Comme je lui ressemble ! La vie, ne le satisfait pas et ne le fera jamais. Sa conscience à ce sujet dépasse toute connaissance. Son âme, comme l’oiseau en cage, chante le désir de trouver la direction de son pays d’origine. Il sait que là-bas, très loin, se répand la terre d’où il a dû fuir. Peu lui importe alors les détails de son quotidien, ou les agitations de ses voisins, ou même les préoccupations de chacun des siens.

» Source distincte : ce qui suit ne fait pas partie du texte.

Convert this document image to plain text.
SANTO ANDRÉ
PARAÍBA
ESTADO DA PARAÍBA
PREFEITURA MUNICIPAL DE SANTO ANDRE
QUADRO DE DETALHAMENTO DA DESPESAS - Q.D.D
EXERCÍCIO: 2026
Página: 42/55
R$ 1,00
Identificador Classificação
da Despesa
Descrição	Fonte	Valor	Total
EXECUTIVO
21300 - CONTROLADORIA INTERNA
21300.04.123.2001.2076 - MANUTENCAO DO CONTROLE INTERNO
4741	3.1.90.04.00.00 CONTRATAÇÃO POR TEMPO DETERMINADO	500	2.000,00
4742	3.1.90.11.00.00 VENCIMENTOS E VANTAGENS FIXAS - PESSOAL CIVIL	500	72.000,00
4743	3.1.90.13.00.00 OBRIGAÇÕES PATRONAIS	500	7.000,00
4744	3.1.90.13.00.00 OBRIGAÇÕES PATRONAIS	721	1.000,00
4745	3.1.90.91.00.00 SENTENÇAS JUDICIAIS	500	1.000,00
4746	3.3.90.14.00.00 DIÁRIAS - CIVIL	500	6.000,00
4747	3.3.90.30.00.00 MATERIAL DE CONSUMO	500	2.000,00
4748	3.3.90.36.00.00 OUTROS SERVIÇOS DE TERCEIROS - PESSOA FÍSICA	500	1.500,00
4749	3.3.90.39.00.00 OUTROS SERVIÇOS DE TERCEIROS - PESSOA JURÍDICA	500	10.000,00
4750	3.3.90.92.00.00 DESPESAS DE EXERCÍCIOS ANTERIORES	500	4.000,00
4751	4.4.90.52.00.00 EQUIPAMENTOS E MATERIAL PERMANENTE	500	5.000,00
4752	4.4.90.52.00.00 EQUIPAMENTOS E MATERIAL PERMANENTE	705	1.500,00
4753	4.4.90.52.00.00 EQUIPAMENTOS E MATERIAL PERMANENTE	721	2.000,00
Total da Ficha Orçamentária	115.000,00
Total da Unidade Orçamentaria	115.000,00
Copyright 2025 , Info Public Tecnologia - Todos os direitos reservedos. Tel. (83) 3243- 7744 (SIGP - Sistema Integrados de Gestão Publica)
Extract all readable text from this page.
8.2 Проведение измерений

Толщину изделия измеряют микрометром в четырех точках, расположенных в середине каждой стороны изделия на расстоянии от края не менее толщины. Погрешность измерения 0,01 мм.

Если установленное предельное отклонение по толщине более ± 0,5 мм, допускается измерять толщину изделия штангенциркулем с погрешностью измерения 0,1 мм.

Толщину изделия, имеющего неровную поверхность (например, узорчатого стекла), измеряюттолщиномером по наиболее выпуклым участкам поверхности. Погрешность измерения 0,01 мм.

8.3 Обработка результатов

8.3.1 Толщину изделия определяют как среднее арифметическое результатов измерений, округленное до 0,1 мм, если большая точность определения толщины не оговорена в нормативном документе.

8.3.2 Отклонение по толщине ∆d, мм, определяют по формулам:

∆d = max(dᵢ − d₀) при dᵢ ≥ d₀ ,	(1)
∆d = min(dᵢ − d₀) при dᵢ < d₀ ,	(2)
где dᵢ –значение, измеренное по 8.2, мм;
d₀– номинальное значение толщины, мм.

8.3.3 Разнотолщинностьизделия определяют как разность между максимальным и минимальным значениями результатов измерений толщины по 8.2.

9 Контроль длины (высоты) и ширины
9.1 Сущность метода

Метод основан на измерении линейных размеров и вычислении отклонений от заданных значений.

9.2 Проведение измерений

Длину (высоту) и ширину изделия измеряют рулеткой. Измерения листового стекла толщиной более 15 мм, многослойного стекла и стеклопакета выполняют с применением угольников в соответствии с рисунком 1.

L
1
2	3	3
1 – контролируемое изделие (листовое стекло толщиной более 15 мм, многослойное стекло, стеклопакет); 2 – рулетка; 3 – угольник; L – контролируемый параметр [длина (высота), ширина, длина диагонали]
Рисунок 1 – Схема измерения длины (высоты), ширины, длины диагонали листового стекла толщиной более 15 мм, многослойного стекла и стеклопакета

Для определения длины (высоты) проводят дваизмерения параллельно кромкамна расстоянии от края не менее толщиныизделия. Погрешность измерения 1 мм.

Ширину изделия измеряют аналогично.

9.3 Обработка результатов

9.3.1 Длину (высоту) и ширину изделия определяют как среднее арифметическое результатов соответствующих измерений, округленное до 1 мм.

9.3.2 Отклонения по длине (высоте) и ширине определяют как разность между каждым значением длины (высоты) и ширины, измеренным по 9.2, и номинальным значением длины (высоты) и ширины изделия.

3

Troublé par les reproches qui lui sont adressés à ce sujet, il ne sait que répondre, car nul ne le comprend.

Nul ne peut entendre la lassitude le l’être qui attend et souhaite le calme pour attendre encore, se tendre vers l’avenir incertain, prendre même l’incertain du futur comme lieu de l’exil. Comme la judéité l’exil n’est pas rien, surtout quand il paraît évident qu’il ne faut pas en parler. Mais dans la peau, dans le cœur, dans l’âme aussi, une trace brûle de toute sa longue histoire et souffre du gommage acharné qui tente en vain de l’effacer. La honte d’avoir vécu sans le mériter ronge dans ses veines même sa naïveté quant à la vie.

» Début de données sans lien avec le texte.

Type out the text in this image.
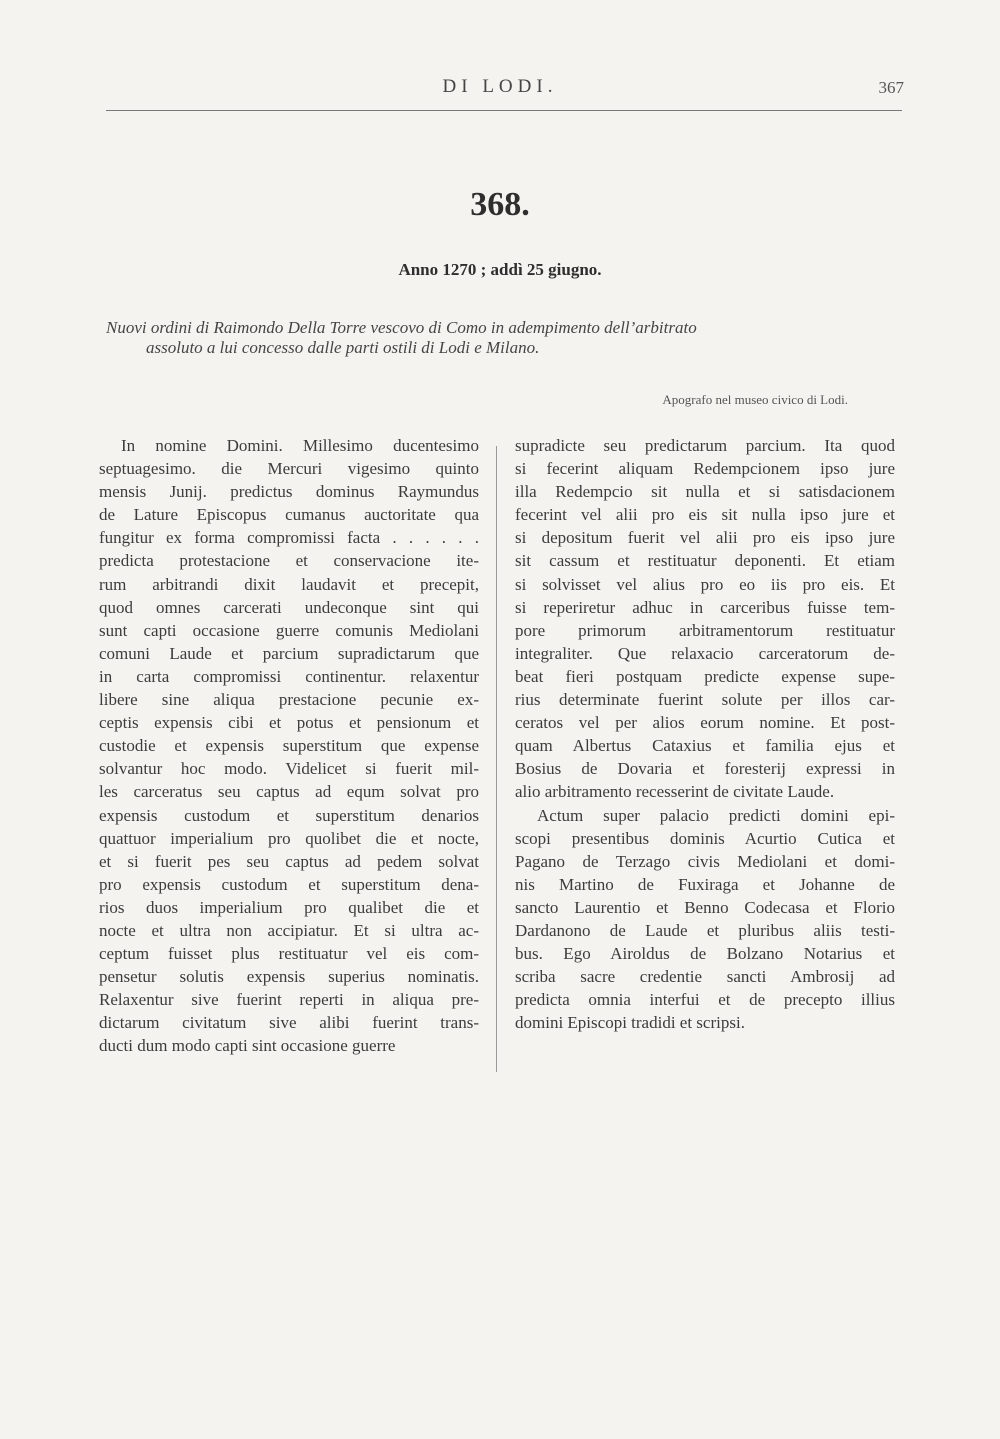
DI LODI.	367
368.
Anno 1270 ; addì 25 giugno.
Nuovi ordini di Raimondo Della Torre vescovo di Como in adempimento dell’arbitrato
assoluto a lui concesso dalle parti ostili di Lodi e Milano.
Apografo nel museo civico di Lodi.

In nomine Domini. Millesimo ducentesimo
septuagesimo. die Mercuri vigesimo quinto
mensis Junij. predictus dominus Raymundus
de Lature Episcopus cumanus auctoritate qua
fungitur ex forma compromissi facta . . . . . .
predicta protestacione et conservacione ite-
rum arbitrandi dixit laudavit et precepit,
quod omnes carcerati undeconque sint qui
sunt capti occasione guerre comunis Mediolani
comuni Laude et parcium supradictarum que
in carta compromissi continentur. relaxentur
libere sine aliqua prestacione pecunie ex-
ceptis expensis cibi et potus et pensionum et
custodie et expensis superstitum que expense
solvantur hoc modo. Videlicet si fuerit mil-
les carceratus seu captus ad equm solvat pro
expensis custodum et superstitum denarios
quattuor imperialium pro quolibet die et nocte,
et si fuerit pes seu captus ad pedem solvat
pro expensis custodum et superstitum dena-
rios duos imperialium pro qualibet die et
nocte et ultra non accipiatur. Et si ultra ac-
ceptum fuisset plus restituatur vel eis com-
pensetur solutis expensis superius nominatis.
Relaxentur sive fuerint reperti in aliqua pre-
dictarum civitatum sive alibi fuerint trans-
ducti dum modo capti sint occasione guerre

supradicte seu predictarum parcium. Ita quod
si fecerint aliquam Redempcionem ipso jure
illa Redempcio sit nulla et si satisdacionem
fecerint vel alii pro eis sit nulla ipso jure et
si depositum fuerit vel alii pro eis ipso jure
sit cassum et restituatur deponenti. Et etiam
si solvisset vel alius pro eo iis pro eis. Et
si reperiretur adhuc in carceribus fuisse tem-
pore primorum arbitramentorum restituatur
integraliter. Que relaxacio carceratorum de-
beat fieri postquam predicte expense supe-
rius determinate fuerint solute per illos car-
ceratos vel per alios eorum nomine. Et post-
quam Albertus Cataxius et familia ejus et
Bosius de Dovaria et foresterij expressi in
alio arbitramento recesserint de civitate Laude.

Actum super palacio predicti domini epi-
scopi presentibus dominis Acurtio Cutica et
Pagano de Terzago civis Mediolani et domi-
nis Martino de Fuxiraga et Johanne de
sancto Laurentio et Benno Codecasa et Florio
Dardanono de Laude et pluribus aliis testi-
bus. Ego Airoldus de Bolzano Notarius et
scriba sacre credentie sancti Ambrosij ad
predicta omnia interfui et de precepto illius
domini Episcopi tradidi et scripsi.
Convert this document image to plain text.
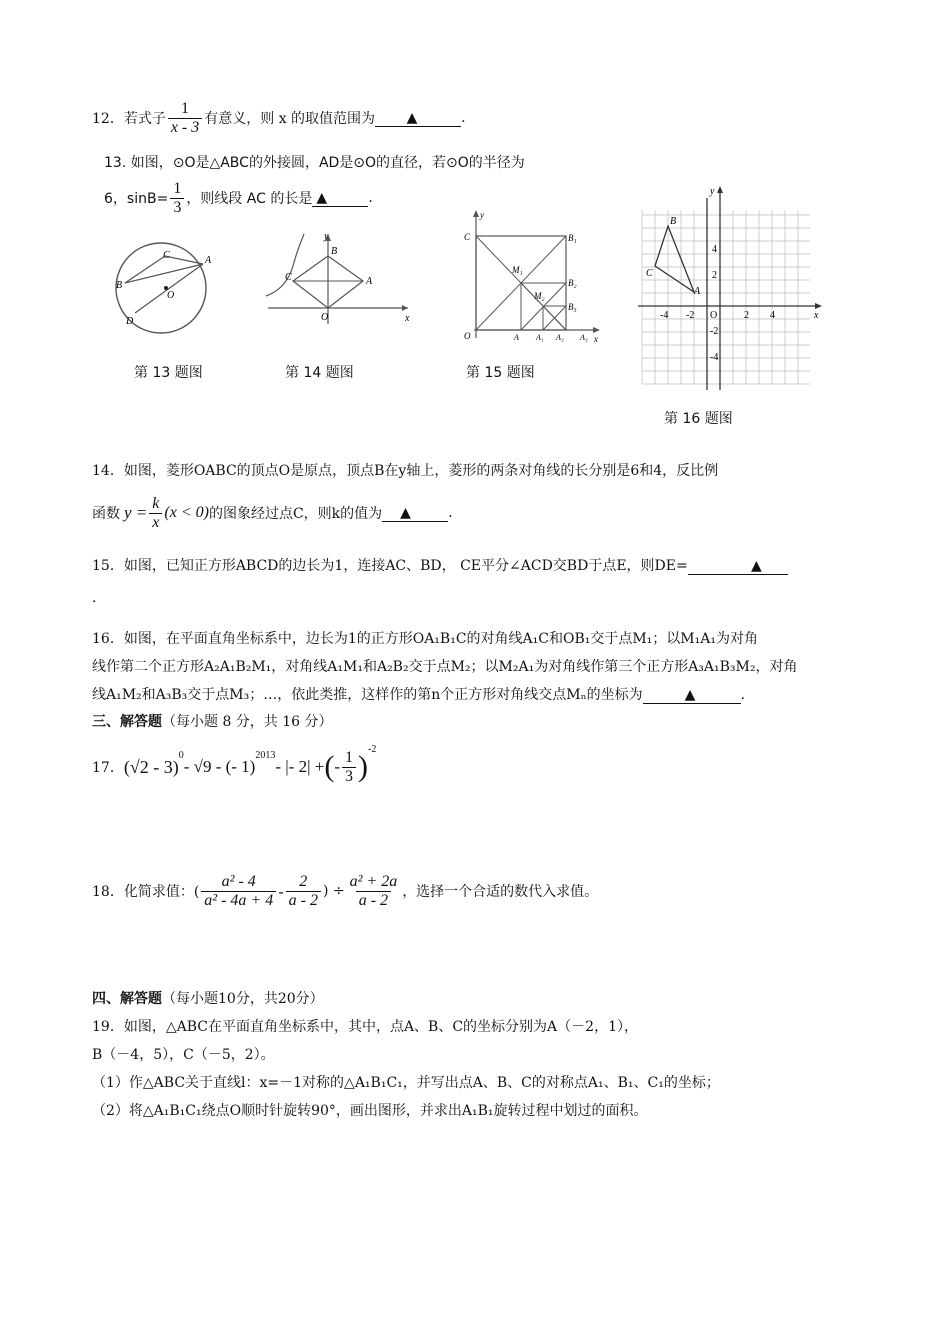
12．若式子 $\frac{1}{x - 3}$ 有意义，则 x 的取值范围为	▲	.
13. 如图，⊙O是△ABC的外接圆，AD是⊙O的直径，若⊙O的半径为
6，$\sin B= \frac{1}{3}$ ，则线段 AC 的长是 ▲	.
C	A
B
O
D
第 13 题图
y
x
B
C	A
O
第 14 题图
y
x
C
O
B₁
B₂
B₃
M₁
M₂
A A₁ A₂ A₃
第 15 题图
x
y
B
C
A
O
-4 -2	2 4
4
2
-2
-4
第 16 题图
14．如图，菱形OABC的顶点O是原点，顶点B在y轴上，菱形的两条对角线的长分别是6和4，反比例
函数 $y = \frac{k}{x} (x < 0)$ 的图象经过点C，则k的值为	▲	.
15．如图，已知正方形ABCD的边长为1，连接AC、BD， CE平分∠ACD交BD于点E，则DE=	▲
.
16．如图，在平面直角坐标系中，边长为1的正方形OA₁B₁C的对角线A₁C和OB₁交于点M₁；以M₁A₁为对角
线作第二个正方形A₂A₁B₂M₁，对角线A₁M₁和A₂B₂交于点M₂；以M₂A₁为对角线作第三个正方形A₃A₁B₃M₂，对角
线A₁M₂和A₃B₃交于点M₃；…，依此类推，这样作的第n个正方形对角线交点Mₙ的坐标为	▲	.
三、解答题（每小题 8 分，共 16 分）
17． (√2 - 3)
$^0$
- √9 - (- 1)
$^{2013}$
- |- 2| + ( - $\frac{1}{3}$ )
$^{-2}$
18．化简求值：( $\frac{\text{a² - 4}}{\text{a² - 4a + 4}} - \frac{2}{a - 2}$ ) ÷ $\frac{\text{a² + 2a}}{a - 2}$ ，选择一个合适的数代入求值。
四、解答题（每小题10分，共20分）
19．如图，△ABC在平面直角坐标系中，其中，点A、B、C的坐标分别为A（－2，1），
B（－4，5），C（－5，2）。
（1）作△ABC关于直线l：x=－1对称的△A₁B₁C₁，并写出点A、B、C的对称点A₁、B₁、C₁的坐标；
（2）将△A₁B₁C₁绕点O顺时针旋转90°，画出图形，并求出A₁B₁旋转过程中划过的面积。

C’est cela qui rend les choses si difficiles, c’est la fin de la naïveté. Et pourtant qui peut dire ce qu’est la vie ? Mais les naïfs ne s’y hasardent pas. Ils la vivent du mieux qu’ils peuvent. Ils ne savent pas combien ils doivent subir le conditionnement médiatique. Ils ne savent pas non plus combien ils devront payer pour s’être vautrés dans la frénésie du confort. Ils ne savent pas non plus qu’ils sont avant l’heure les bourreaux de leur progéniture et les prédateurs des richesses du globe. Bientôt, il n’y aura plus d’air comme le montrent les images japonaises où des humanoïdes masqués se pressent dans la rue. Bientôt, il n’y aura plus d’eau puisqu’elle ne sert plus qu’à alimenter les folies douces de quelques privilégiés dans les déserts, comme le montre Las Vegas. Bientôt, il n’y aura plus de richesses fossiles, ni de blé, ni de maïs, ni de soja, ni de riz, parce que tout sera transformé en énergie pour les nantis, mais pas pour les quatre cinquièmes de l’humanité qui meurent silencieusement. Quand quelques uns se vautreront sur la lune ou sur mars, la terre se dépeuplera. La variété des espèces, à chaque étage de la chaîne alimentaire, s’appauvrira au point que le désert prendra tout l’espace.

Nous ne serons plus là, mais nous aurons participé à l’impardonnable solution fatale, sans même nous en rendre compte, espèce par espèce, soigneusement, méticuleusement, selon les méthodes que nous haïssons sans nous révolter, en laissant nos gosses seuls avec l’image ravageuse qui se charge de leur éducation, l’image d’un rêve qui n’en finit pas d’échapper. Le culte du veau d’or a pris des proportions incomparables et la marche arrière ne suscite que du mépris, comme à Sodome, pour le prophète qui ne peut sauver que sa tête et une toute petite partie de sa famille. (On lit que la punition de son épouse fut assez salée !) Aucune image, aucune icône, aucune représentation ne peut grandir qui que ce soit, parce qu’elle remplace son propre imaginaire par un à peu près stéréotypé dont le seul but n’est plus maintenant que l’abrutissement des masses crédules, au profit immédiat de ceux qui instrumentalisent tout ce qui les touche, et tous ceux qui les approchent, soit-disant libres de consommer ou non.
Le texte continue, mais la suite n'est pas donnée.